The Founding – and the Founder – of Acadiana Profile

Bob Angers Jr.

In the fall of 1968, I was at LSU in journalism school when my dad, Bob Angers Jr., called me to say he was starting a magazine.

At first blush, I thought he’d taken leave of his senses.

I couldn’t relate so well to his radical idea because at the time there were very few city or regional magazines in the U.S. Arizona Highways and Los Angeles were relatively new, and Texas Monthly hadn’t even been born yet.
Besides, everyone I knew in the field of journalism – whether students or working writers or editors – understood that our world revolved around daily metropolitan newspaper journalism. That was it. That was our paradigm. That’s what we were being trained for in college, and that’s what we did after graduation.
The first edition of Acadiana Profile was written, edited and produced mostly in October, November and December of 1968. It was published in January of 1969. Its subtitle was “A Magazine For Bi-Lingual Louisiana,” and most of its articles were run in English and French. The whole issue was on one topic and was titled “French Renaissance in Louisiana.” The issue carried only one ad, Frey Meats of Lafayette and New Orleans. The revenue from that ad – a sponsorship, actually – paid for the first printing (2,500 or 3,000 copies), which was done at Tribune Printing Plant in Lafayette.
My dad’s decision to go bilingual was an expression of his support for the French renaissance movement  – South Louisiana’s resurgence of pride in its French-Acadian culture and heritage. He knew a lot about this movement because he had been writing news releases and editorials in support of it for a couple of years. This work was done under an informal contract with James Domengeaux, chairman of the Council for the Development of French in Louisiana, or CODOFIL. At the same time, Dad was a reporter and editorial writer for the Advertiser of Lafayette.
Only two years earlier, in the summer of 1966 – just after I finished high school at Hanson Memorial in Franklin – our family, all 10 of us, had moved to Lafayette.  Dad had owned and published the Franklin Banner-Tribune from 1950 to 1965. (That’s where I got my start in journalism, first as a photographer and then as a writer and editor of the teen page. I also delivered papers to homes, stores and vending machines.)

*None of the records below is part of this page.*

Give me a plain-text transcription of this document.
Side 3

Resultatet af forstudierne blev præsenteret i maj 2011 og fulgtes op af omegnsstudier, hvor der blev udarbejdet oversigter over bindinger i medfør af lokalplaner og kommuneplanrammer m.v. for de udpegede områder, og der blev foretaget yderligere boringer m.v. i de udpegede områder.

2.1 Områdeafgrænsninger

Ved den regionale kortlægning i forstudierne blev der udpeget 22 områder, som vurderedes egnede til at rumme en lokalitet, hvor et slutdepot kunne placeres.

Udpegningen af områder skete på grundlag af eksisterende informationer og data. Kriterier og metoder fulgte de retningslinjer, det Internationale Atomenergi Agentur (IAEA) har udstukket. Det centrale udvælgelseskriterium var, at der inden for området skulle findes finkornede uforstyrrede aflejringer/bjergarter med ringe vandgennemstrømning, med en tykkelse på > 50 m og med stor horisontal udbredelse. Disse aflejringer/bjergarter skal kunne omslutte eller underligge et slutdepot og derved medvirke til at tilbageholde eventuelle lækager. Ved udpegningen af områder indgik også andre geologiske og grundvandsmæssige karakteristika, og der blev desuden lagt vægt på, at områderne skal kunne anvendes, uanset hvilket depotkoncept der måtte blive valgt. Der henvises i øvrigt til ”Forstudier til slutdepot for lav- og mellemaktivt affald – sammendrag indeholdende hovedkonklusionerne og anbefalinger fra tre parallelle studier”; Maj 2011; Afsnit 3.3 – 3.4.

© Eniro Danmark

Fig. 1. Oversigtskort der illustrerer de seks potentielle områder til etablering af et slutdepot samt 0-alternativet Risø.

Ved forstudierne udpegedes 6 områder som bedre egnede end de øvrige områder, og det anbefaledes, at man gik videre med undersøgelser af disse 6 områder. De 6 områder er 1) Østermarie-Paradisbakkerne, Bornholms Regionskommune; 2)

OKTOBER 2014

Dad was the prize-winningest editorial writer in the history of Louisiana when he owned the Banner. Talk about a guy who pulled no punches when he wrote! He believed with a passion in the American free enterprise system and was a staunch conservative who knew that the threat of communism was very real. He was a delegate to the Republican National Convention in Miami in 1968 and was a Ronald Reagan delegate – way before the term “Reagan conservative” was coined.

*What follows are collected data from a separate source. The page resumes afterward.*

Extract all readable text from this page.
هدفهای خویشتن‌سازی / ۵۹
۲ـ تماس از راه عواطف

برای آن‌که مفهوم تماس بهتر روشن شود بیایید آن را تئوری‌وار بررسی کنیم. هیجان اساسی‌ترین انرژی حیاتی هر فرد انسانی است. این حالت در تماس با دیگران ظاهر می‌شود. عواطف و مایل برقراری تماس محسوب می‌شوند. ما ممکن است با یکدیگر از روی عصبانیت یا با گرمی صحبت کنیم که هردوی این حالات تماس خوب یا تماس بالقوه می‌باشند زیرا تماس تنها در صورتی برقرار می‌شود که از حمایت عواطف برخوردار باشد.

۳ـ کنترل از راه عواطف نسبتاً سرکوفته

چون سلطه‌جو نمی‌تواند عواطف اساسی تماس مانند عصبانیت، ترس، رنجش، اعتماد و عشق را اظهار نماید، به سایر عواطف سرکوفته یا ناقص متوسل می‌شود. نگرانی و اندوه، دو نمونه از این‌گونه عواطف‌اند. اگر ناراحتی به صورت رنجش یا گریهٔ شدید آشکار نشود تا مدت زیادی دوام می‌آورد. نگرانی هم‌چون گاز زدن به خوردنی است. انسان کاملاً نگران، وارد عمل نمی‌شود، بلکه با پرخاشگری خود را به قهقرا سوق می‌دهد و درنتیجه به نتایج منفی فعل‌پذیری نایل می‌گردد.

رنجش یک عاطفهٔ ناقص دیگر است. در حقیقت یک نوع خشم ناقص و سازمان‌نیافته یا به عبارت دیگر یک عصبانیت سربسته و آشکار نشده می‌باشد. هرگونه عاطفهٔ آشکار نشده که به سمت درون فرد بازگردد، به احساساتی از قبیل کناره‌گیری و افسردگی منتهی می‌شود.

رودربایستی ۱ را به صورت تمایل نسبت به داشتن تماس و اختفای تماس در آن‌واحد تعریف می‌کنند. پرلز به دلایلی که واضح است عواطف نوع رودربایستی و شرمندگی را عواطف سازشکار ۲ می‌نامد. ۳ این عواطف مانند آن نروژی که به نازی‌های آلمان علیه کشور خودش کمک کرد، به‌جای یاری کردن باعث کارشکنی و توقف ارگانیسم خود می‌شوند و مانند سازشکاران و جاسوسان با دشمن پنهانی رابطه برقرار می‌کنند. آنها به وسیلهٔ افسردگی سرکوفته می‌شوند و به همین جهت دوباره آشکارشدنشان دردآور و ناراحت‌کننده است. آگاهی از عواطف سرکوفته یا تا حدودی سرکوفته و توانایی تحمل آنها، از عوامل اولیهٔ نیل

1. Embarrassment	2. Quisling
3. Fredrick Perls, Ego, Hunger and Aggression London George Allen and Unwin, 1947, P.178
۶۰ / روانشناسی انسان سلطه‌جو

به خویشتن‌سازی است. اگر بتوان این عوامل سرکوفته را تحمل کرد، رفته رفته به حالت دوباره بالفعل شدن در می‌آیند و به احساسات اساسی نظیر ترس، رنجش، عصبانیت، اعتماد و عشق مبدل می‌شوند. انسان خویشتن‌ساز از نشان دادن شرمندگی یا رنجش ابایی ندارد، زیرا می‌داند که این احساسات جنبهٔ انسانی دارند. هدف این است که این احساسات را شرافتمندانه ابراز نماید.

 Dad was an Army officer in the Pacific Theater during World War II and seriously considered becoming a lifer in the military – until Mom, at home with three very small children, convinced him of the wisdom of his staying home to actively participate in the rearing of his children.
Before the war, he was a proud graduate of the LSU School of Journalism, the same school from which I graduated 30 years later. His dad – a real estate man and city marshal of New Iberia – scoffed at the choice of journalism as a profession, telling my dad, “You’ll never make a decent living in that field.” This, of course, got Dad very angry, and so he set out to prove the old man wrong. I’ll admit, as Dad eventually did, that journalism, by and large, is not an easy way to make a living, nor is it a lucrative field for most of us who work in it. But the job satisfaction is through the roof.

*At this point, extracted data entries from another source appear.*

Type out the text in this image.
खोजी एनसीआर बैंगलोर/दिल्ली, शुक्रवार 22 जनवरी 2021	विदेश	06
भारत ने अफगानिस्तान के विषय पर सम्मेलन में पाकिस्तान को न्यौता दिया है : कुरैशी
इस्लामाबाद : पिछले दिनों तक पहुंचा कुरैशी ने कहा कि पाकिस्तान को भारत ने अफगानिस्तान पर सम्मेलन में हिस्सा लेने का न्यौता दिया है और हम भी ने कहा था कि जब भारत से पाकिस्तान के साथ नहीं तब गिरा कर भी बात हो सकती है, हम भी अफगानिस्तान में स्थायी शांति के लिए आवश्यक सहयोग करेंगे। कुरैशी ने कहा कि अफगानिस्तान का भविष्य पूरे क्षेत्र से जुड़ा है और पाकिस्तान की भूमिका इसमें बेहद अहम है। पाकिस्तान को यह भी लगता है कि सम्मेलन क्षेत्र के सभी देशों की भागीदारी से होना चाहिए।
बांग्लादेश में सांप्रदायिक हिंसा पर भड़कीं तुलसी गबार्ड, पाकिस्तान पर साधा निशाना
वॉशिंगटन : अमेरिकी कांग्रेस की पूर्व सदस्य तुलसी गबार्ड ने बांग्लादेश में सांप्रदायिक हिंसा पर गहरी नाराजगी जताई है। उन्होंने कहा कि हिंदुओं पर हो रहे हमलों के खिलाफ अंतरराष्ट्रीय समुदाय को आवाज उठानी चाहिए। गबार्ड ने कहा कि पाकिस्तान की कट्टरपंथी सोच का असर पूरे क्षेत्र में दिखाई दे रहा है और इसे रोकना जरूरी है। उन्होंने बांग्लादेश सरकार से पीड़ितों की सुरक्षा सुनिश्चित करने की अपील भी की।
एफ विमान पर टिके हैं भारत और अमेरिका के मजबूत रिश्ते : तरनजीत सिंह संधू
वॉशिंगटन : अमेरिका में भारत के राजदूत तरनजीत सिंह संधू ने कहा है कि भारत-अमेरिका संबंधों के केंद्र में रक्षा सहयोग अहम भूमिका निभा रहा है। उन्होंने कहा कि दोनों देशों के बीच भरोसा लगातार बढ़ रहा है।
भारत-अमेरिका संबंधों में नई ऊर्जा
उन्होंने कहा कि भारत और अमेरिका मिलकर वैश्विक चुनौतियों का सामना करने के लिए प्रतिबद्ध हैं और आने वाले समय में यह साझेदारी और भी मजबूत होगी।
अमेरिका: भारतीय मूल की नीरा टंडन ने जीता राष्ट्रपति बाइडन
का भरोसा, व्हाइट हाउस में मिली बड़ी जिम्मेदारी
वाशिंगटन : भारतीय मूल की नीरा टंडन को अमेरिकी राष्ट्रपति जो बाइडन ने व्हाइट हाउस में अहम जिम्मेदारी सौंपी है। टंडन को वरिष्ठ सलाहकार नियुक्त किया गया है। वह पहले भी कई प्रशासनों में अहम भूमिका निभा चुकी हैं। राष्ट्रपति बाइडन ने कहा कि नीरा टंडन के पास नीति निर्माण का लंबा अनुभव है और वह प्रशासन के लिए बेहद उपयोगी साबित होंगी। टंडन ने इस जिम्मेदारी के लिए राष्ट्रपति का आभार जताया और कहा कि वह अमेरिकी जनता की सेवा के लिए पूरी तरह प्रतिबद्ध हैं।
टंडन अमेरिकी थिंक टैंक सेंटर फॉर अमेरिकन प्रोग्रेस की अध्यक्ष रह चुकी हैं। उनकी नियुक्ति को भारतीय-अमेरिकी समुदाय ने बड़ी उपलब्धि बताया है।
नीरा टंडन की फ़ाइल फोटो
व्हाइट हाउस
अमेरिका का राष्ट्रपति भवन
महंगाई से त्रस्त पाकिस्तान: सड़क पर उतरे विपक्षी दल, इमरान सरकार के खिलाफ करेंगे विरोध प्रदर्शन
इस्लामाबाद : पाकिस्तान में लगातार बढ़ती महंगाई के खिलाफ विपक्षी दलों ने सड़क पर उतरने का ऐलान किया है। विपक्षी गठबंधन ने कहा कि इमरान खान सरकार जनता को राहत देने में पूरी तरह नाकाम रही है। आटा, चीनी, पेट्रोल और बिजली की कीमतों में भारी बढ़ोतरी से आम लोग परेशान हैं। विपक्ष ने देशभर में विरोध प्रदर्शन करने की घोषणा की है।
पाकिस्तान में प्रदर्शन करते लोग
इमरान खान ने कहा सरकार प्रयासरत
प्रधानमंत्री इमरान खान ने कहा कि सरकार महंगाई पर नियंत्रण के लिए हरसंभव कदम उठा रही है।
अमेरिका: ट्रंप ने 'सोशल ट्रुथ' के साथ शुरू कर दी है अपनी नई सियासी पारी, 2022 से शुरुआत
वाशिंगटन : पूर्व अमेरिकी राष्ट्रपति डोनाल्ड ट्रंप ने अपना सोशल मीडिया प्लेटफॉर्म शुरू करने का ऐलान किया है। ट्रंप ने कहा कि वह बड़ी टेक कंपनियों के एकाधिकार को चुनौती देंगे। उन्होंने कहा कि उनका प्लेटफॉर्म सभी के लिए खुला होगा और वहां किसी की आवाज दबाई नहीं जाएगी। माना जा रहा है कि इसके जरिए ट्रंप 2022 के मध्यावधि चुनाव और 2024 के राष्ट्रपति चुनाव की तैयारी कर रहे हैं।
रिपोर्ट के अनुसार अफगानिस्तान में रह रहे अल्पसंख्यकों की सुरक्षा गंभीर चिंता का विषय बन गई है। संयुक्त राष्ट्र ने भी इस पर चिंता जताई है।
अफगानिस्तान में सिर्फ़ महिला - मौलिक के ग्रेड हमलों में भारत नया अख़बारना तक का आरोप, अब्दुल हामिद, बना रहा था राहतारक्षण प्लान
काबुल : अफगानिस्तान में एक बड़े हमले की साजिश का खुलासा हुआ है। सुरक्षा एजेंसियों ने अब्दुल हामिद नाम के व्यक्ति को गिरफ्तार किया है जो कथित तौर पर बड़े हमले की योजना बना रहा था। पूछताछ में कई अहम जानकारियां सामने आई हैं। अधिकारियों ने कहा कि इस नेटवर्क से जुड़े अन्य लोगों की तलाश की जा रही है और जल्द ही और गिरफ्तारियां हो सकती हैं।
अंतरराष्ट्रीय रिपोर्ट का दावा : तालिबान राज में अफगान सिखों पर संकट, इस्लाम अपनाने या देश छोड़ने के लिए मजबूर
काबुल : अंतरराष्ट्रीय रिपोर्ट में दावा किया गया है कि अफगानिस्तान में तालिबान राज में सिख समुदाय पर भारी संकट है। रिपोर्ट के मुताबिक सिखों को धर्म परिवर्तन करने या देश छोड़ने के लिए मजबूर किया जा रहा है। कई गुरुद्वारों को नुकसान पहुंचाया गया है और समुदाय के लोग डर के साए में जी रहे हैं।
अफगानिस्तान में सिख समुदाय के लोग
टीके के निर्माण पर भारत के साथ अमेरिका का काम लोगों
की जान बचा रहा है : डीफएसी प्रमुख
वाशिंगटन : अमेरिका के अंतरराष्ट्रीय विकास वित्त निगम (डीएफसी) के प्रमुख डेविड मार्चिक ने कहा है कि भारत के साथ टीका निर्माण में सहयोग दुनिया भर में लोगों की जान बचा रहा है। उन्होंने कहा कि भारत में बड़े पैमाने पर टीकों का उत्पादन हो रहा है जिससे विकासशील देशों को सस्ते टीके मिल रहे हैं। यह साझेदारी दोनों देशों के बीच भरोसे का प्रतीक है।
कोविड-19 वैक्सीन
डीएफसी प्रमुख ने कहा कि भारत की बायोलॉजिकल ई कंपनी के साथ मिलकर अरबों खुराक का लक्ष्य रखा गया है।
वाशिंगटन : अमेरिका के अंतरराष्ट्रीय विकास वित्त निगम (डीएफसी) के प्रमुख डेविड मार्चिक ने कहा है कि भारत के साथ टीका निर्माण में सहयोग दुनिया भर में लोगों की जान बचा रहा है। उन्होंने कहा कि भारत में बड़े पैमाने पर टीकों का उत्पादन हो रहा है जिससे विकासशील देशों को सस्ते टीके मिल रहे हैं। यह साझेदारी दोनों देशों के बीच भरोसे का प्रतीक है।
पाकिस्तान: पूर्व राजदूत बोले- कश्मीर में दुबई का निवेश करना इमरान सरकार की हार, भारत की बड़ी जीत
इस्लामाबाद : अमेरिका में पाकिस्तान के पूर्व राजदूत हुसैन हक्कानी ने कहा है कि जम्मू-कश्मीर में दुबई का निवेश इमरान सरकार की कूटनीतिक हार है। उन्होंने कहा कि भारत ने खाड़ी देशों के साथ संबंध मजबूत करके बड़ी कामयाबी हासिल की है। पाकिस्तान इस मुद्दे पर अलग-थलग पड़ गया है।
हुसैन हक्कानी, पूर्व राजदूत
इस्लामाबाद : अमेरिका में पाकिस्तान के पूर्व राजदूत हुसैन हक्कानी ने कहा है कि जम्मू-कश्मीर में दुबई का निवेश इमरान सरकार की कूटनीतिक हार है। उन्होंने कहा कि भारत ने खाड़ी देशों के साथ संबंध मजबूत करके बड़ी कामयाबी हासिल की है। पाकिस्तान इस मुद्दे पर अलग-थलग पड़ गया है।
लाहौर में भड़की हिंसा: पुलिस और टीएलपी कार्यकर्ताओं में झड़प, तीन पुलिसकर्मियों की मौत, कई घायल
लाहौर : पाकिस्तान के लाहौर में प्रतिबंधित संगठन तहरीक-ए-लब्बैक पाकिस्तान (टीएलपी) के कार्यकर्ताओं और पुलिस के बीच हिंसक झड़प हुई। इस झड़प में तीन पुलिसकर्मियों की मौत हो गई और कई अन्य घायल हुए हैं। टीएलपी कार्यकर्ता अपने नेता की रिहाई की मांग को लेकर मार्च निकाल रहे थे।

After selling the Banner-Tribune and before starting Acadiana Profile, Dad worked for Latin American Report magazine, based in New Orleans. He enjoyed the slower, saner tempo of magazine work and loved seeing the way color photographs reproduced so nicely on glossy paper – as opposed to duller reproductions on newsprint. These were two of the things that predisposed him to want to start a magazine for South Louisiana. Another was that working for other people wasn’t his style, really. He preferred to be the man in charge, as he was in the Army and later at the Banner-Tribune.
And so in December of 1968, with all the writing, editing and pre-press production now complete, he boxed up the paste-ups and photos and drove them just down the street to Tribune Printing Plant. Thus, he put to bed the inaugural edition of Acadiana Profile, now in its 45th year, a publication that would become one of the longest-running regional magazines in U.S. history.